Figure 7. Caveolin-dependent internalization of OATP1A2 by PDZK1 and NHERF1.

(A) Disruption of the caveolin-dependent pathway impairs OATP1A2-N-flag internalization. HEK-293 cells over-expressing OATP1A2-N-flag were treated with filipin (5 µg/ml) or nystatin (25 µM) for 30 mins, relative to dimethylsulfoxide-treated control. The cells were allowed to internalize at 37°C for 5 or 10 mins as described under “Materials and Methods” followed by immunoblotting for OATP1A2-N-flag. (B) Internalized OATP1A2-N-flag as a percentage of the total initial pool of biotinylated OATP1A2-N-flag at the cell surface (means±S.E. of 3 individual experiments) *: Different from control: P<0.05. (C) Top panel: immunoblot analysis of OATP1A2-N-flag in HEK-293 cells containing co-expressed PDZK1-N-myc or NHERF1-N-myc after treatment with filipin (5 µg/ml) for 30 mins, followed by internalization at 37°C for 5 or 10 mins.

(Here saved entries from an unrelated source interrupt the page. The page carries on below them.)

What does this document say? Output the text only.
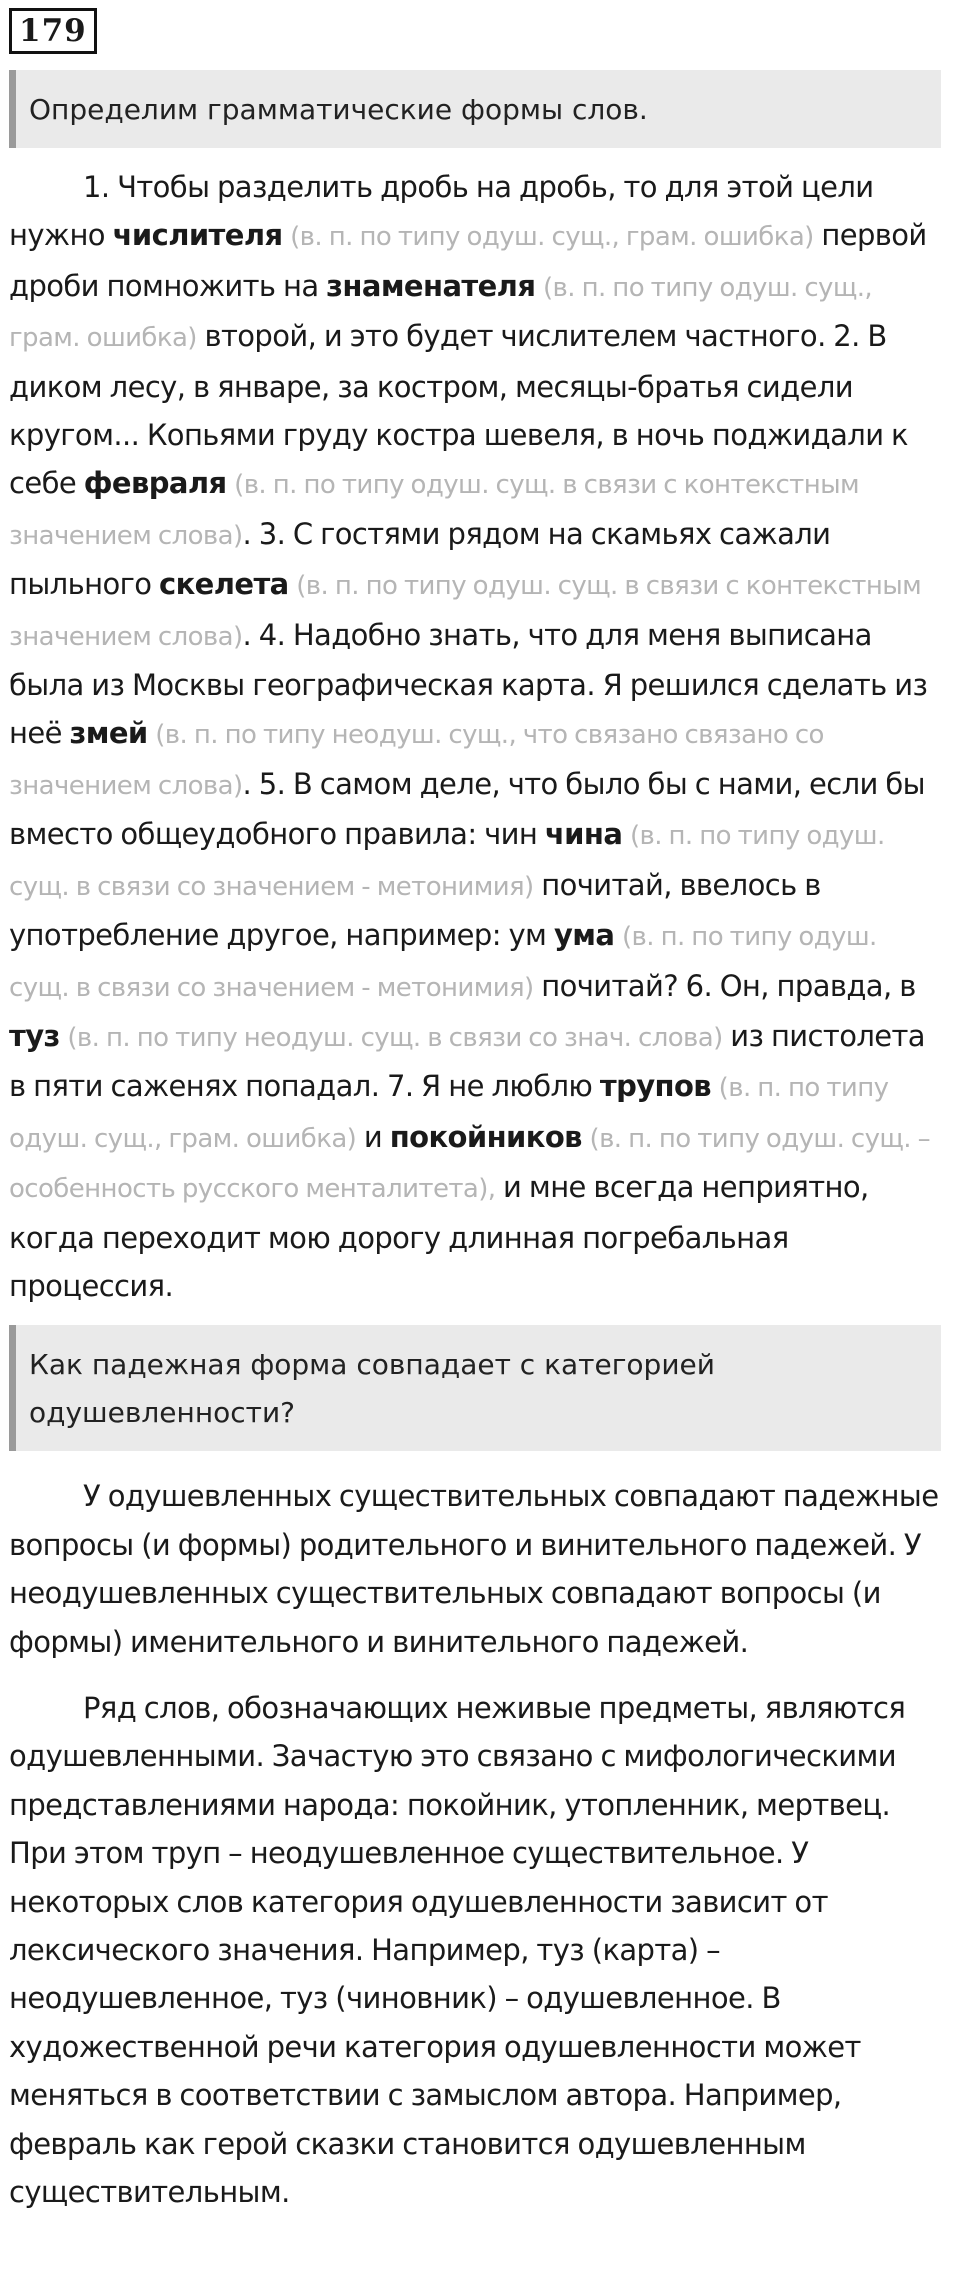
179
Определим грамматические формы слов.

1. Чтобы разделить дробь на дробь, то для этой цели нужно числителя (в. п. по типу одуш. сущ., грам. ошибка) первой дроби помножить на знаменателя (в. п. по типу одуш. сущ., грам. ошибка) второй, и это будет числителем частного. 2. В диком лесу, в январе, за костром, месяцы-братья сидели кругом... Копьями груду костра шевеля, в ночь поджидали к себе февраля (в. п. по типу одуш. сущ. в связи с контекстным значением слова). 3. С гостями рядом на скамьях сажали пыльного скелета (в. п. по типу одуш. сущ. в связи с контекстным значением слова). 4. Надобно знать, что для меня выписана была из Москвы географическая карта. Я решился сделать из неё змей (в. п. по типу неодуш. сущ., что связано связано со значением слова). 5. В самом деле, что было бы с нами, если бы вместо общеудобного правила: чин чина (в. п. по типу одуш. сущ. в связи со значением - метонимия) почитай, ввелось в употребление другое, например: ум ума (в. п. по типу одуш. сущ. в связи со значением - метонимия) почитай? 6. Он, правда, в туз (в. п. по типу неодуш. сущ. в связи со знач. слова) из пистолета в пяти саженях попадал. 7. Я не люблю трупов (в. п. по типу одуш. сущ., грам. ошибка) и покойников (в. п. по типу одуш. сущ. – особенность русского менталитета), и мне всегда неприятно, когда переходит мою дорогу длинная погребальная процессия.

Как падежная форма совпадает с категорией одушевленности?

У одушевленных существительных совпадают падежные вопросы (и формы) родительного и винительного падежей. У неодушевленных существительных совпадают вопросы (и формы) именительного и винительного падежей.

Ряд слов, обозначающих неживые предметы, являются одушевленными. Зачастую это связано с мифологическими представлениями народа: покойник, утопленник, мертвец. При этом труп – неодушевленное существительное. У некоторых слов категория одушевленности зависит от лексического значения. Например, туз (карта) – неодушевленное, туз (чиновник) – одушевленное. В художественной речи категория одушевленности может меняться в соответствии с замыслом автора. Например, февраль как герой сказки становится одушевленным существительным.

Bottom panel: Internalized OATP1A2-N-flag as a percentage of the total initial pool of biotinylated OATP1A2-N-flag at the cell surface (means±S.E. of 3 individual experiments). *: Different from control: P<0.05 (D) Top panel: immunoblot analysis of OATP1A2-N-flag in HEK-293 cells containing co-expressed PDZK1-N-myc or NHERF1-N-myc after treatment with nystatin (25 µM) for 30 mins, followed by internalization at 37°C for 5 or 10 mins. Bottom panel: Internalized OATP1A2-N-flag as a percentage of the total initial pool of biotinylated OATP1A2-N-flag at the cell surface (means±S.E. of 3 individual experiments). *: Different from control: P<0.05. Blotting for β-actin in separate aliquots of total lysates was used to confirm uniform protein loading.